Retention & Replay Limits

SQS is a queue for processing jobs, not a long-term archive. Messages exist only for the configured retention period — up to 14 days — then they expire forever. Once deleted after a worker ACKs, or once the retention window passes, the message is gone and cannot be replayed.


Retention behavior#

Every SQS message has a clock ticking from the moment it's sent. If no worker processes it within the retention window, SQS deletes it automatically.

Message sent at T0
Retention = 4 days (default)

If unprocessed by T0 + 4 days → message expires and is deleted

The maximum you can configure is 14 days. There is no option to keep messages indefinitely.

This is fine for task queues — the whole point is to process jobs quickly. A transcoding job that sits unprocessed for 14 days has clearly gone wrong.


SQS has no replay#

Once a message is deleted — either by a worker ACKing it, or by expiry — it is gone. There is no way to say "reprocess all messages from last Tuesday."

This matters when something goes wrong:

Bug discovered in transcoding worker on Day 10
→ want to reprocess all videos from the last 7 days
→ all those messages were deleted after the workers ACKed them
→ the queue has nothing to replay

If you only sent jobs into SQS and nowhere else, you have no way to redo the work.


The fix — Transactional Outbox Pattern#

The naive fix is to write to both SQS and a DB at the same time. But that's a dual write:

Upload Service:
1. SendMessage to SQS   ← succeeds
2. INSERT into jobs DB  ← fails

Result: job runs, no permanent record. Can't replay.

Or:
1. INSERT into jobs DB  ← succeeds
2. SendMessage to SQS   ← fails

Result: record exists, job never runs. Stuck forever.

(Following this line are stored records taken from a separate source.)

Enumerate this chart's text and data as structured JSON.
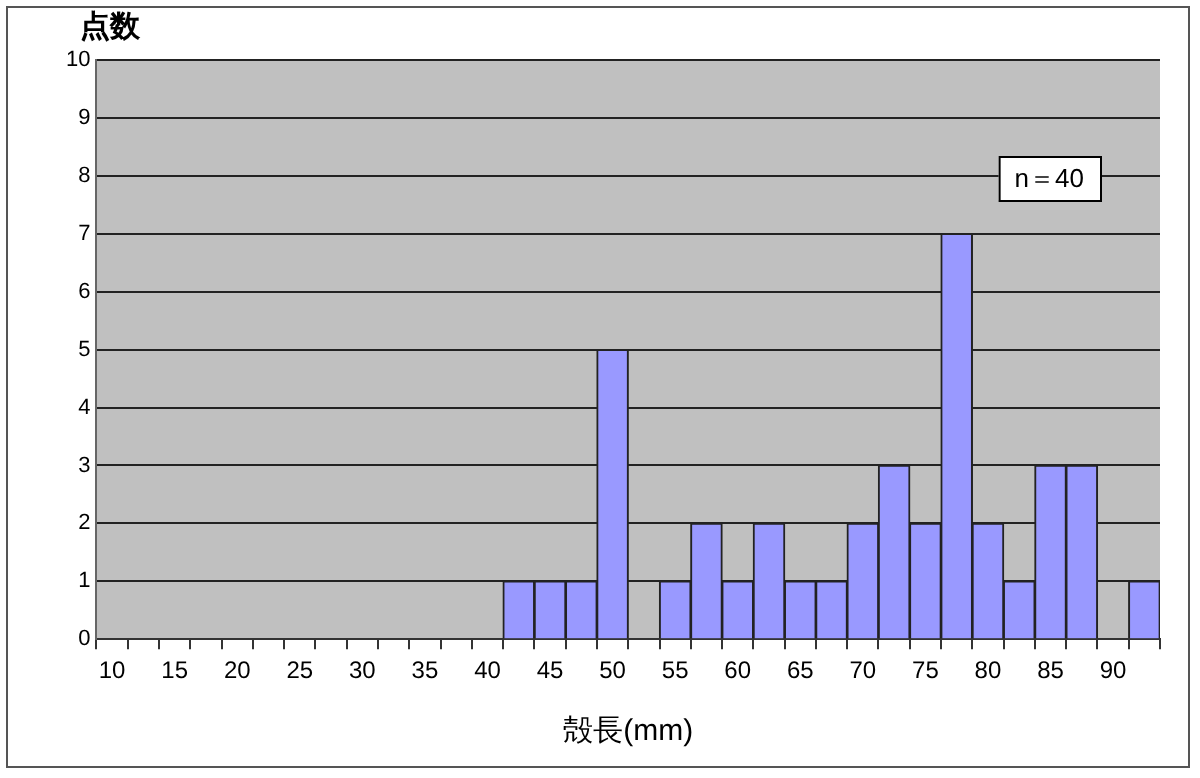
{
  "chart_data": {
    "type": "bar",
    "xlabel": "殻長(mm)",
    "ylabel": "点数",
    "categories": [
      "10",
      null,
      "15",
      null,
      "20",
      null,
      "25",
      null,
      "30",
      null,
      "35",
      null,
      "40",
      null,
      "45",
      null,
      "50",
      null,
      "55",
      null,
      "60",
      null,
      "65",
      null,
      "70",
      null,
      "75",
      null,
      "80",
      null,
      "85",
      null,
      "90",
      null
    ],
    "values": [
      0,
      0,
      0,
      0,
      0,
      0,
      0,
      0,
      0,
      0,
      0,
      0,
      0,
      1,
      1,
      1,
      5,
      0,
      1,
      2,
      1,
      2,
      1,
      1,
      2,
      3,
      2,
      7,
      2,
      1,
      3,
      3,
      0,
      1
    ],
    "color": "#9999ff",
    "ylim": [
      0,
      10
    ],
    "yticks": [
      0,
      1,
      2,
      3,
      4,
      5,
      6,
      7,
      8,
      9,
      10
    ],
    "grid": "y",
    "annotations": [
      "n＝40"
    ]
  }
}
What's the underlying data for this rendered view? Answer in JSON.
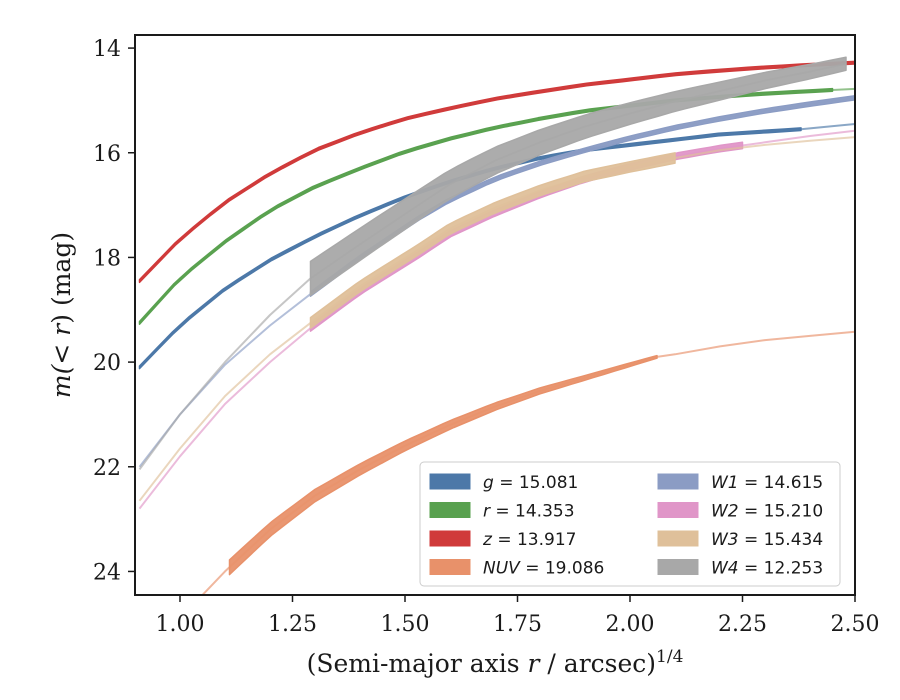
{
  "chart_data": {
    "type": "line",
    "xlabel_main": "(Semi-major axis ",
    "xlabel_var": "r",
    "xlabel_rest": " / arcsec)",
    "xlabel_sup": "1/4",
    "ylabel_pre": "m(< ",
    "ylabel_var": "r",
    "ylabel_post": ") (mag)",
    "xlim": [
      0.9,
      2.5
    ],
    "ylim": [
      24.45,
      13.75
    ],
    "y_inverted": true,
    "xticks": [
      "1.00",
      "1.25",
      "1.50",
      "1.75",
      "2.00",
      "2.25",
      "2.50"
    ],
    "xtick_values": [
      1.0,
      1.25,
      1.5,
      1.75,
      2.0,
      2.25,
      2.5
    ],
    "yticks": [
      "14",
      "16",
      "18",
      "20",
      "22",
      "24"
    ],
    "ytick_values": [
      14,
      16,
      18,
      20,
      22,
      24
    ],
    "grid": false,
    "legend_position": "lower-right",
    "legend_columns": 2,
    "series": [
      {
        "name": "g",
        "legend_value": "15.081",
        "color": "#4c78a8",
        "x": [
          0.91,
          1.0,
          1.1,
          1.2,
          1.3,
          1.4,
          1.5,
          1.6,
          1.7,
          1.8,
          1.9,
          2.0,
          2.1,
          2.2,
          2.38,
          2.5
        ],
        "y": [
          20.1,
          19.3,
          18.6,
          18.05,
          17.6,
          17.2,
          16.85,
          16.55,
          16.3,
          16.1,
          15.95,
          15.85,
          15.75,
          15.65,
          15.55,
          15.45
        ],
        "band_x_max": 2.38,
        "band_width": 0.05
      },
      {
        "name": "r",
        "legend_value": "14.353",
        "color": "#59a14f",
        "x": [
          0.91,
          1.0,
          1.1,
          1.2,
          1.3,
          1.4,
          1.5,
          1.6,
          1.7,
          1.8,
          1.9,
          2.0,
          2.1,
          2.2,
          2.3,
          2.45,
          2.5
        ],
        "y": [
          19.25,
          18.4,
          17.7,
          17.1,
          16.65,
          16.3,
          15.98,
          15.73,
          15.52,
          15.35,
          15.2,
          15.1,
          15.0,
          14.93,
          14.87,
          14.8,
          14.78
        ],
        "band_x_max": 2.45,
        "band_width": 0.05
      },
      {
        "name": "z",
        "legend_value": "13.917",
        "color": "#d03a3a",
        "x": [
          0.91,
          1.0,
          1.1,
          1.2,
          1.3,
          1.4,
          1.5,
          1.6,
          1.7,
          1.8,
          1.9,
          2.0,
          2.1,
          2.2,
          2.3,
          2.4,
          2.5
        ],
        "y": [
          18.45,
          17.65,
          16.95,
          16.4,
          15.95,
          15.62,
          15.35,
          15.15,
          14.97,
          14.83,
          14.7,
          14.6,
          14.5,
          14.43,
          14.37,
          14.32,
          14.28
        ],
        "band_x_max": 2.5,
        "band_width": 0.05
      },
      {
        "name": "NUV",
        "legend_value": "19.086",
        "color": "#e8916a",
        "x": [
          1.05,
          1.1,
          1.2,
          1.3,
          1.4,
          1.5,
          1.6,
          1.7,
          1.8,
          1.9,
          2.0,
          2.06,
          2.1,
          2.2,
          2.3,
          2.4,
          2.5
        ],
        "y": [
          24.45,
          24.0,
          23.2,
          22.55,
          22.05,
          21.6,
          21.2,
          20.85,
          20.55,
          20.3,
          20.05,
          19.9,
          19.85,
          19.7,
          19.58,
          19.5,
          19.42
        ],
        "band_x_min": 1.11,
        "band_x_max": 2.06,
        "band_width_start": 0.28,
        "band_width_end": 0.05
      },
      {
        "name": "W1",
        "legend_value": "14.615",
        "color": "#8b9cc4",
        "x": [
          0.91,
          1.0,
          1.1,
          1.2,
          1.29,
          1.4,
          1.53,
          1.6,
          1.7,
          1.8,
          1.9,
          2.0,
          2.1,
          2.2,
          2.3,
          2.4,
          2.5
        ],
        "y": [
          22.0,
          21.0,
          20.05,
          19.3,
          18.7,
          18.0,
          17.25,
          16.9,
          16.5,
          16.2,
          15.95,
          15.72,
          15.52,
          15.35,
          15.2,
          15.07,
          14.95
        ],
        "band_x_min": 1.29,
        "band_x_max": 2.5,
        "band_width": 0.08
      },
      {
        "name": "W2",
        "legend_value": "15.210",
        "color": "#e096c8",
        "x": [
          0.91,
          1.0,
          1.1,
          1.2,
          1.29,
          1.4,
          1.53,
          1.6,
          1.7,
          1.8,
          1.9,
          2.0,
          2.1,
          2.2,
          2.3,
          2.4,
          2.5
        ],
        "y": [
          22.8,
          21.8,
          20.8,
          20.0,
          19.35,
          18.65,
          17.95,
          17.55,
          17.15,
          16.8,
          16.5,
          16.27,
          16.07,
          15.92,
          15.8,
          15.68,
          15.58
        ],
        "band_x_min": 1.29,
        "band_x_max": 2.25,
        "band_width": 0.12
      },
      {
        "name": "W3",
        "legend_value": "15.434",
        "color": "#dfc09a",
        "x": [
          0.91,
          1.0,
          1.1,
          1.2,
          1.29,
          1.4,
          1.53,
          1.6,
          1.7,
          1.8,
          1.9,
          2.0,
          2.1,
          2.2,
          2.3,
          2.4,
          2.5
        ],
        "y": [
          22.65,
          21.65,
          20.65,
          19.85,
          19.25,
          18.55,
          17.85,
          17.45,
          17.05,
          16.72,
          16.45,
          16.27,
          16.1,
          15.95,
          15.85,
          15.77,
          15.7
        ],
        "band_x_min": 1.29,
        "band_x_max": 2.1,
        "band_width": 0.2
      },
      {
        "name": "W4",
        "legend_value": "12.253",
        "color": "#a8a8a8",
        "x": [
          0.91,
          1.0,
          1.1,
          1.2,
          1.29,
          1.4,
          1.53,
          1.6,
          1.7,
          1.8,
          1.9,
          2.0,
          2.1,
          2.2,
          2.3,
          2.4,
          2.48
        ],
        "y": [
          22.05,
          21.0,
          20.0,
          19.1,
          18.4,
          17.75,
          17.0,
          16.6,
          16.15,
          15.8,
          15.5,
          15.25,
          15.02,
          14.82,
          14.62,
          14.45,
          14.3
        ],
        "band_x_min": 1.29,
        "band_x_max": 2.48,
        "band_width_start": 0.65,
        "band_width_end": 0.25
      }
    ]
  }
}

Two separate writes can never be atomic. One can always fail without the other.

The correct approach is the Transactional Outbox Pattern — write to the DB only, in a single transaction, and let a separate process enqueue into SQS from that record.

Step 1 — Upload Service writes ONE atomic DB transaction:
┌─────────────────────────────────────────┐
│  BEGIN TRANSACTION                      │
│  INSERT INTO jobs (job_id, video_id,    │
│    status = 'pending')                  │
│  INSERT INTO outbox (job_id,            │
│    event = 'transcode_requested',       │
│    sent = false)                        │
│  COMMIT                                 │
└─────────────────────────────────────────┘

Either both rows exist, or neither does. No partial state.

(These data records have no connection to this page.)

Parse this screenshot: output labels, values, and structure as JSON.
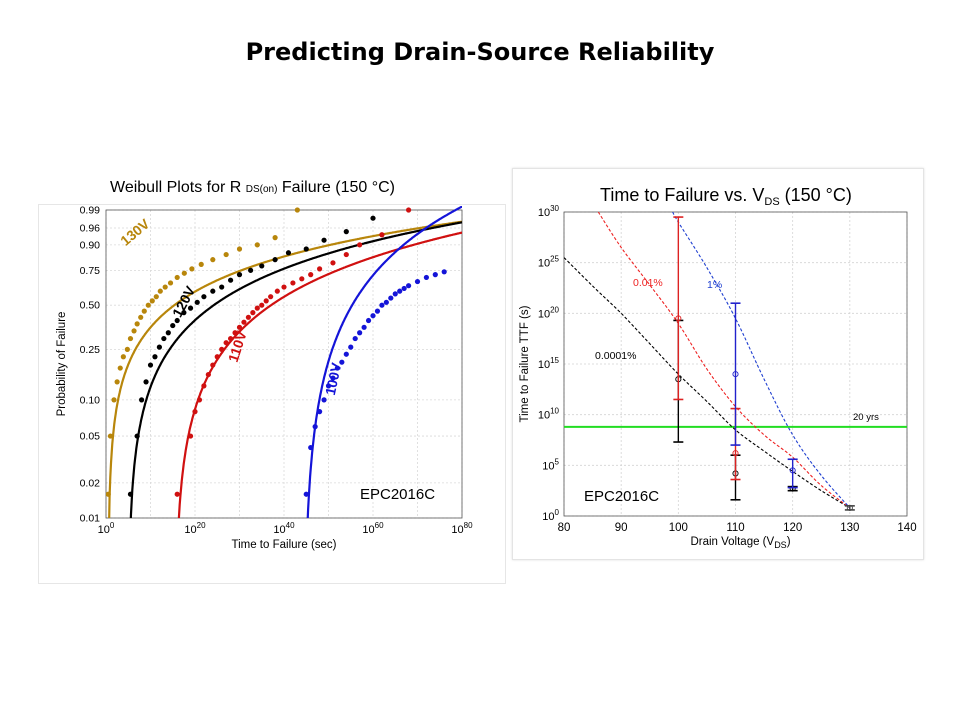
{
  "page": {
    "title": "Predicting Drain-Source Reliability"
  },
  "chart_data": [
    {
      "type": "scatter",
      "title_parts": [
        "Weibull  Plots for R",
        "DS(on)",
        "Failure (150   °C)"
      ],
      "xlabel": "Time to Failure (sec)",
      "ylabel": "Probability of Failure",
      "x_scale": "log",
      "xlim_exp": [
        0,
        80
      ],
      "x_ticks": [
        {
          "base": "10",
          "exp": "0",
          "value_exp": 0
        },
        {
          "base": "10",
          "exp": "20",
          "value_exp": 20
        },
        {
          "base": "10",
          "exp": "40",
          "value_exp": 40
        },
        {
          "base": "10",
          "exp": "60",
          "value_exp": 60
        },
        {
          "base": "10",
          "exp": "80",
          "value_exp": 80
        }
      ],
      "y_scale": "weibull",
      "y_ticks": [
        "0.01",
        "0.02",
        "0.05",
        "0.10",
        "0.25",
        "0.50",
        "0.75",
        "0.90",
        "0.96",
        "0.99"
      ],
      "grid": true,
      "annotation": "EPC2016C",
      "series": [
        {
          "name": "130V",
          "color": "#B8860B",
          "location_exp": 22,
          "shape": 0.45,
          "shift_exp": 0.5,
          "points_x_exp": [
            0.5,
            1.0,
            1.8,
            2.5,
            3.2,
            3.9,
            4.8,
            5.5,
            6.3,
            7.0,
            7.8,
            8.6,
            9.5,
            10.4,
            11.3,
            12.2,
            13.3,
            14.5,
            16,
            17.6,
            19.3,
            21.4,
            24,
            27,
            30,
            34,
            38,
            43
          ],
          "points_p": [
            0.016,
            0.05,
            0.1,
            0.14,
            0.18,
            0.22,
            0.25,
            0.3,
            0.34,
            0.38,
            0.42,
            0.46,
            0.5,
            0.53,
            0.56,
            0.6,
            0.63,
            0.66,
            0.7,
            0.73,
            0.76,
            0.79,
            0.82,
            0.85,
            0.88,
            0.9,
            0.93,
            0.99
          ]
        },
        {
          "name": "120V",
          "color": "#000000",
          "location_exp": 31,
          "shape": 0.55,
          "shift_exp": 5,
          "points_x_exp": [
            5.5,
            7,
            8,
            9,
            10,
            11,
            12,
            13,
            14,
            15,
            16,
            17.5,
            19,
            20.5,
            22,
            24,
            26,
            28,
            30,
            32.5,
            35,
            38,
            41,
            45,
            49,
            54,
            60
          ],
          "points_p": [
            0.016,
            0.05,
            0.1,
            0.14,
            0.19,
            0.22,
            0.26,
            0.3,
            0.33,
            0.37,
            0.4,
            0.45,
            0.48,
            0.52,
            0.56,
            0.6,
            0.63,
            0.68,
            0.72,
            0.75,
            0.78,
            0.82,
            0.86,
            0.88,
            0.92,
            0.95,
            0.98
          ]
        },
        {
          "name": "110V",
          "color": "#D01010",
          "location_exp": 44,
          "shape": 0.6,
          "shift_exp": 15.5,
          "points_x_exp": [
            16,
            19,
            20,
            21,
            22,
            23,
            24,
            25,
            26,
            27,
            28,
            29,
            30,
            31,
            32,
            33,
            34,
            35,
            36,
            37,
            38.5,
            40,
            42,
            44,
            46,
            48,
            51,
            54,
            57,
            62,
            68
          ],
          "points_p": [
            0.016,
            0.05,
            0.08,
            0.1,
            0.13,
            0.16,
            0.19,
            0.22,
            0.25,
            0.28,
            0.3,
            0.33,
            0.36,
            0.39,
            0.42,
            0.45,
            0.48,
            0.5,
            0.53,
            0.56,
            0.6,
            0.63,
            0.66,
            0.69,
            0.72,
            0.76,
            0.8,
            0.85,
            0.9,
            0.94,
            0.99
          ]
        },
        {
          "name": "100V",
          "color": "#1414D8",
          "location_exp": 58,
          "shape": 0.75,
          "shift_exp": 44.5,
          "points_x_exp": [
            45,
            46,
            47,
            48,
            49,
            50,
            51,
            52,
            53,
            54,
            55,
            56,
            57,
            58,
            59,
            60,
            61,
            62,
            63,
            64,
            65,
            66,
            67,
            68,
            70,
            72,
            74,
            76
          ],
          "points_p": [
            0.016,
            0.04,
            0.06,
            0.08,
            0.1,
            0.13,
            0.15,
            0.18,
            0.2,
            0.23,
            0.26,
            0.3,
            0.33,
            0.36,
            0.4,
            0.43,
            0.46,
            0.5,
            0.52,
            0.55,
            0.58,
            0.6,
            0.62,
            0.64,
            0.67,
            0.7,
            0.72,
            0.74
          ]
        }
      ]
    },
    {
      "type": "line",
      "title_parts": [
        "Time to Failure vs. V",
        "DS",
        " (150 °C)"
      ],
      "xlabel_parts": [
        "Drain Voltage (V",
        "DS",
        ")"
      ],
      "ylabel": "Time to Failure  TTF (s)",
      "xlim": [
        80,
        140
      ],
      "x_ticks": [
        "80",
        "90",
        "100",
        "110",
        "120",
        "130",
        "140"
      ],
      "y_scale": "log",
      "ylim_exp": [
        0,
        30
      ],
      "y_ticks": [
        {
          "base": "10",
          "exp": "0",
          "value_exp": 0
        },
        {
          "base": "10",
          "exp": "5",
          "value_exp": 5
        },
        {
          "base": "10",
          "exp": "10",
          "value_exp": 10
        },
        {
          "base": "10",
          "exp": "15",
          "value_exp": 15
        },
        {
          "base": "10",
          "exp": "20",
          "value_exp": 20
        },
        {
          "base": "10",
          "exp": "25",
          "value_exp": 25
        },
        {
          "base": "10",
          "exp": "30",
          "value_exp": 30
        }
      ],
      "grid": true,
      "annotation": "EPC2016C",
      "reference_line": {
        "label": "20 yrs",
        "value_exp": 8.8,
        "color": "#22DD22"
      },
      "series": [
        {
          "name": "0.0001%",
          "color": "#000000",
          "x": [
            80,
            85,
            90,
            95,
            100,
            105,
            110,
            115,
            120,
            125,
            130
          ],
          "y_exp": [
            25.5,
            22.7,
            20,
            17,
            14,
            11.3,
            8.5,
            6.4,
            4.4,
            2.5,
            0.8
          ]
        },
        {
          "name": "0.01%",
          "color": "#EE2222",
          "x": [
            86,
            90,
            95,
            100,
            105,
            110,
            115,
            120,
            125,
            130
          ],
          "y_exp": [
            30,
            26.5,
            22.8,
            19,
            14.5,
            10.8,
            8,
            5.8,
            3,
            0.8
          ]
        },
        {
          "name": "1%",
          "color": "#1F3FD0",
          "x": [
            99,
            100,
            105,
            110,
            115,
            120,
            125,
            130
          ],
          "y_exp": [
            30,
            29,
            24.5,
            19.5,
            13.5,
            8,
            4,
            0.8
          ]
        }
      ],
      "error_bars": [
        {
          "x": 100,
          "color": "#000000",
          "center_exp": 13.5,
          "low_exp": 7.3,
          "high_exp": 19.3
        },
        {
          "x": 100,
          "color": "#DD2222",
          "center_exp": 19.5,
          "low_exp": 11.5,
          "high_exp": 29.5
        },
        {
          "x": 110,
          "color": "#000000",
          "center_exp": 4.2,
          "low_exp": 1.6,
          "high_exp": 6
        },
        {
          "x": 110,
          "color": "#DD2222",
          "center_exp": 6.2,
          "low_exp": 3.6,
          "high_exp": 10.6
        },
        {
          "x": 110,
          "color": "#2222CC",
          "center_exp": 14,
          "low_exp": 7,
          "high_exp": 21
        },
        {
          "x": 120,
          "color": "#000000",
          "center_exp": 2.7,
          "low_exp": 2.5,
          "high_exp": 2.9
        },
        {
          "x": 120,
          "color": "#2222CC",
          "center_exp": 4.5,
          "low_exp": 2.8,
          "high_exp": 5.6
        },
        {
          "x": 130,
          "color": "#444444",
          "center_exp": 0.8,
          "low_exp": 0.6,
          "high_exp": 1.0
        }
      ]
    }
  ]
}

Step 2 — Outbox processor runs continuously:
SELECT * FROM outbox WHERE sent = false
→ SendMessage to SQS (job_id in body)
→ UPDATE outbox SET sent = true

Step 3 — Worker picks up from SQS → transcodes → updates job status
sequenceDiagram
    participant U as Upload Service
    participant DB as Database
    participant OP as Outbox Processor
    participant SQS as SQS Queue
    participant W as Worker

    U->>DB: INSERT jobs + outbox (single transaction)
    DB-->>U: committed
    OP->>DB: SELECT outbox WHERE sent=false
    DB-->>OP: [job_abc]
    OP->>SQS: SendMessage(job_abc)
    SQS-->>OP: ok
    OP->>DB: UPDATE outbox SET sent=true
    W->>SQS: ReceiveMessage
    SQS-->>W: job_abc
    W->>DB: UPDATE jobs SET status=done
    W->>SQS: DeleteMessage

Now the DB is the single source of truth. SQS is just the delivery mechanism.

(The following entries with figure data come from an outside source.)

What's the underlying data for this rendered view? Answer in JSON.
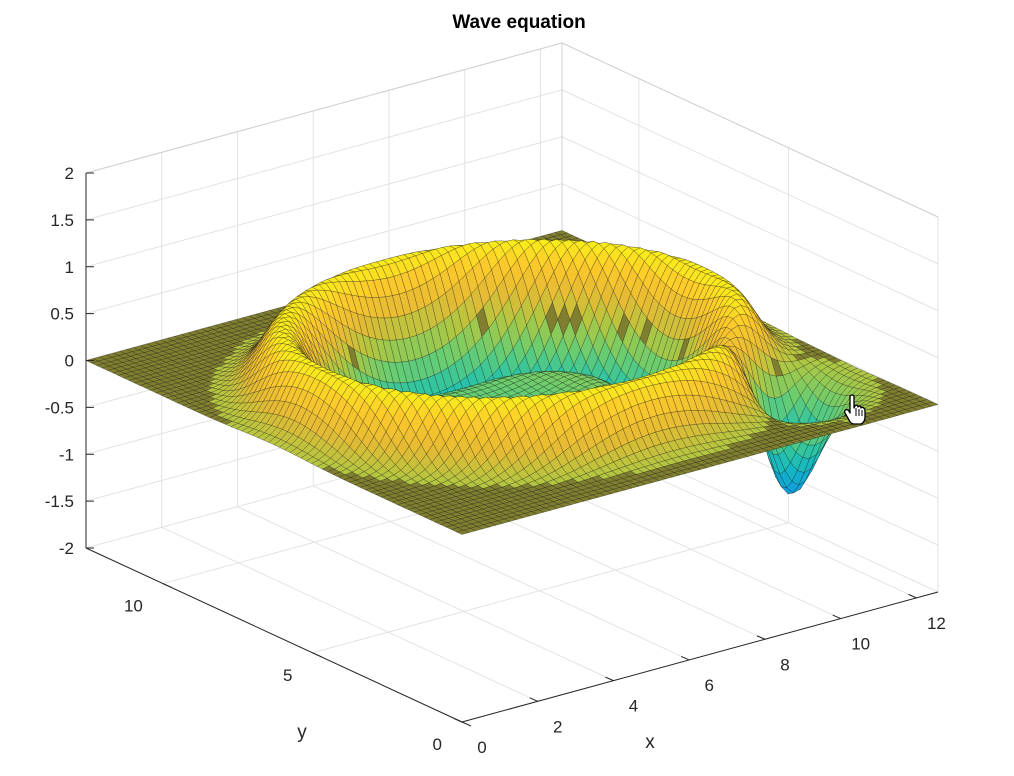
{
  "window": {
    "title": "Wave equation"
  },
  "chart_data": {
    "type": "surface",
    "title": "Wave equation",
    "xlabel": "x",
    "ylabel": "y",
    "zlabel": "",
    "xlim": [
      0,
      12.57
    ],
    "ylim": [
      0,
      12.57
    ],
    "zlim": [
      -2,
      2
    ],
    "xticks": [
      "0",
      "2",
      "4",
      "6",
      "8",
      "10",
      "12"
    ],
    "yticks": [
      "0",
      "5",
      "10"
    ],
    "zticks": [
      "2",
      "1.5",
      "1",
      "0.5",
      "0",
      "-0.5",
      "-1",
      "-1.5",
      "-2"
    ],
    "grid": true,
    "colormap": "parula",
    "colors": {
      "low": "#3e26a8",
      "mid": "#12b4c9",
      "high": "#f9fb15",
      "flat": "#807f2f"
    },
    "surface": {
      "description_values": {
        "flat_level": 0,
        "ring_peak": 0.7,
        "trough_min": -1.7,
        "wave_center": [
          6.28,
          6.28
        ]
      }
    }
  },
  "cursor": {
    "icon": "hand-pointer-icon"
  }
}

When you need to reprocess: 1. Query the jobs table for jobs from the affected time window 2. Re-insert them into the outbox with sent = false 3. Outbox processor picks them up and re-enqueues into SQS 4. Workers process again — safely, because consumers are idempotent


SQS retention is for buffering, not history. It guarantees the message survives long enough to be processed. It does not guarantee you can go back and replay old messages after they've been consumed.

Don't rely on the DLQ for replay either. The DLQ holds messages that failed processing — it is not an archive. Once you fix the bug and replay the DLQ, it drains. It does not preserve the full history of what was ever sent.


Interview framing: "SQS retention maxes out at 14 days and there's no replay once a message is deleted. For anything that needs historical reprocessing — like re-running a bug fix over last week's jobs — I'd persist the raw jobs to a durable store alongside the queue. The queue handles real-time processing; the durable store is the source of truth for replays."